Sterling was sold in 1977 to the Coca-Cola Co., part of a highly publicized move into the world of wine by that company. "The executives drank Coke as an aperitif," says Sterling's current president, Thomas Ferrell, "but they loved our reserve cabernet." Apparently they didn't love the big capital outlays for new equipment, the marginal profitability and the long-term planning involved in making and selling wine at the so-called high end of the market. In 1983 Coca-Cola sold Sterling and its other wine interests, with more publicity, to Joseph E. Seagram & Sons, one of the world's largest producers and marketers of wine and spirits. Seagram was a family firm with a tolerance for the costs of keeping Sterling in the position to which it had become accustomed, according to Ferrell, who was hired by Seagram from Inglenook, where he was the winemaker. "When I ask for the finest cooperage," Ferrell says, "they can't say no" because premium wineries have collectively raised technical standards.
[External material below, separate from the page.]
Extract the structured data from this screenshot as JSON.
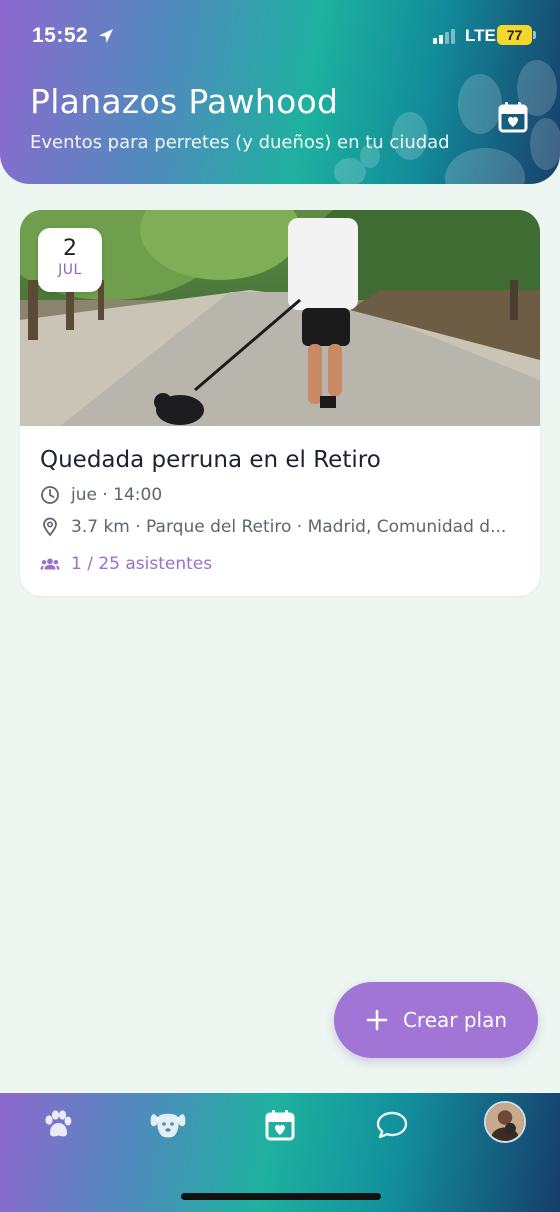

Sterling is also planning to buy more vineyard land, although it already owns close to 1,000 acres of grapes. The best come from Diamond Mountain, visible from the winery's terraces. They are blended into Sterling wines because until recently Diamond Mountain fruit has been considered too assertive to be bottled on its own. Now Sterling is releasing an unblended cabernet, its first vineyard designation, Diamond Mountain Ranch. The '82 is intense and berryish, with cedar overtones and big, characterful fruit. It costs $15, a reasonable price for a well- made mountain cab, and a full $7 less than Sterling's more austere reserve cabernet. "We try to price our wines as high as we can," says Ferrell. Indeed, no one has ever accused Sterling of charging too little.
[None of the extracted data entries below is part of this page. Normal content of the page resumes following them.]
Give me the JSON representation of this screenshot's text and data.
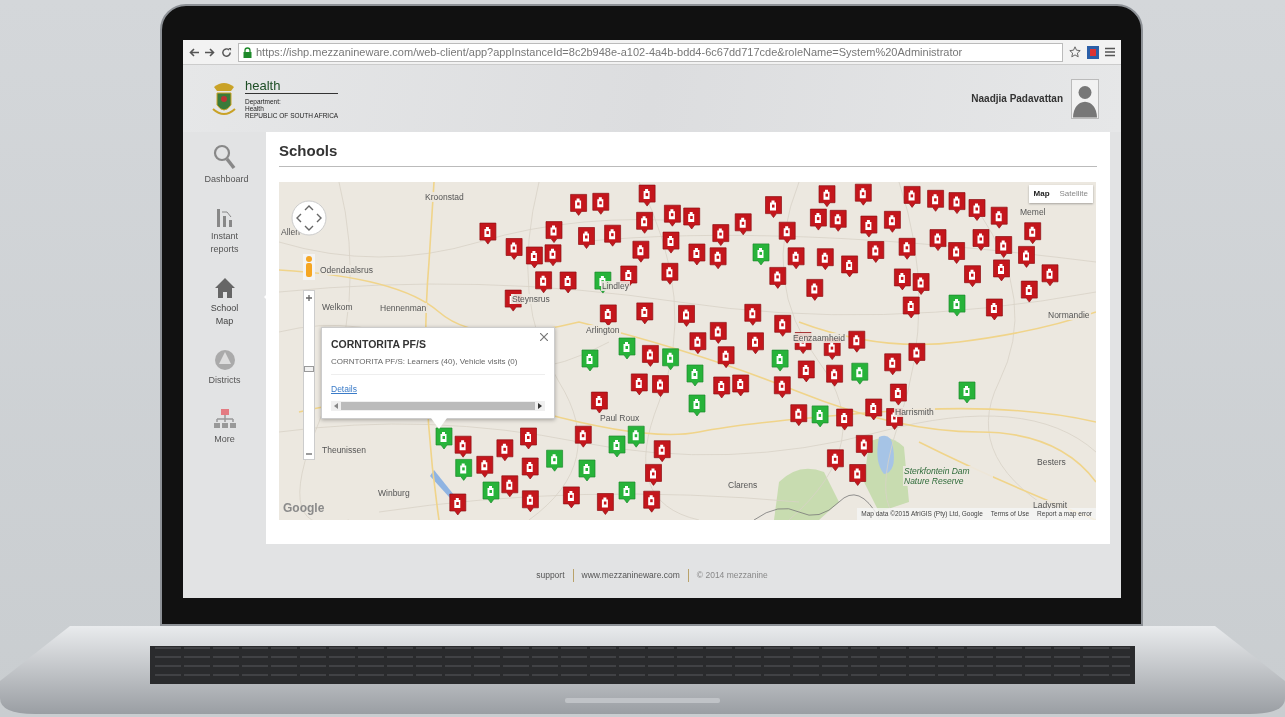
{
  "browser": {
    "url": "https://ishp.mezzanineware.com/web-client/app?appInstanceId=8c2b948e-a102-4a4b-bdd4-6c67dd717cde&roleName=System%20Administrator"
  },
  "header": {
    "logo": {
      "title": "health",
      "lines": [
        "Department:",
        "Health",
        "REPUBLIC OF SOUTH AFRICA"
      ]
    },
    "user_name": "Naadjia Padavattan"
  },
  "sidebar": {
    "items": [
      {
        "label": "Dashboard",
        "selected": false
      },
      {
        "label": "Instant reports",
        "selected": false
      },
      {
        "label": "School Map",
        "selected": true
      },
      {
        "label": "Districts",
        "selected": false
      },
      {
        "label": "More",
        "selected": false
      }
    ]
  },
  "page": {
    "title": "Schools"
  },
  "map": {
    "type_buttons": [
      {
        "label": "Map",
        "selected": true
      },
      {
        "label": "Satellite",
        "selected": false
      }
    ],
    "places": [
      {
        "name": "Kroonstad",
        "kind": "town"
      },
      {
        "name": "Allen",
        "kind": "town"
      },
      {
        "name": "Odendaalsrus",
        "kind": "town"
      },
      {
        "name": "Welkom",
        "kind": "town"
      },
      {
        "name": "Hennenman",
        "kind": "town"
      },
      {
        "name": "Steynsrus",
        "kind": "town"
      },
      {
        "name": "Lindley",
        "kind": "town"
      },
      {
        "name": "Arlington",
        "kind": "town"
      },
      {
        "name": "Eenzaamheid",
        "kind": "town"
      },
      {
        "name": "Memel",
        "kind": "town"
      },
      {
        "name": "Normandie",
        "kind": "town"
      },
      {
        "name": "Harrismith",
        "kind": "town"
      },
      {
        "name": "Paul Roux",
        "kind": "town"
      },
      {
        "name": "Theunissen",
        "kind": "town"
      },
      {
        "name": "Winburg",
        "kind": "town"
      },
      {
        "name": "Besters",
        "kind": "town"
      },
      {
        "name": "Ladysmit",
        "kind": "town"
      },
      {
        "name": "Clarens",
        "kind": "town"
      },
      {
        "name": "Sterkfontein Dam Nature Reserve",
        "kind": "park"
      }
    ],
    "info_window": {
      "title": "CORNTORITA PF/S",
      "text": "CORNTORITA PF/S: Learners (40), Vehicle visits (0)",
      "link": "Details"
    },
    "zoom": {
      "level": 0.55
    },
    "google_logo": "Google",
    "attribution": "Map data ©2015 AfriGIS (Pty) Ltd, Google",
    "links": [
      "Terms of Use",
      "Report a map error"
    ]
  },
  "footer": {
    "items": [
      "support",
      "www.mezzanineware.com",
      "© 2014 mezzanine"
    ]
  }
}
Seagram performs the marketing and distribution for other quality winemakers, among them Francis Mahoney, president of Carneros Creek in southern Napa. In the early '70s, Mahoney bought a dozen acres in the Carneros district, which has a climate moderated by San Francisco Bay and a reputation for concentrated chardonnay and some of the best pinot in America. Also marketed by Seagram are the estate- bottled cabernets and chardonnays of Lambert Bridge winery in Sonoma County, wines made from 80 acres of vineyard owned by Gerard Lambert of the St. Louis pharmaceutical family, another sort of corporate connection in the layered world of California wine.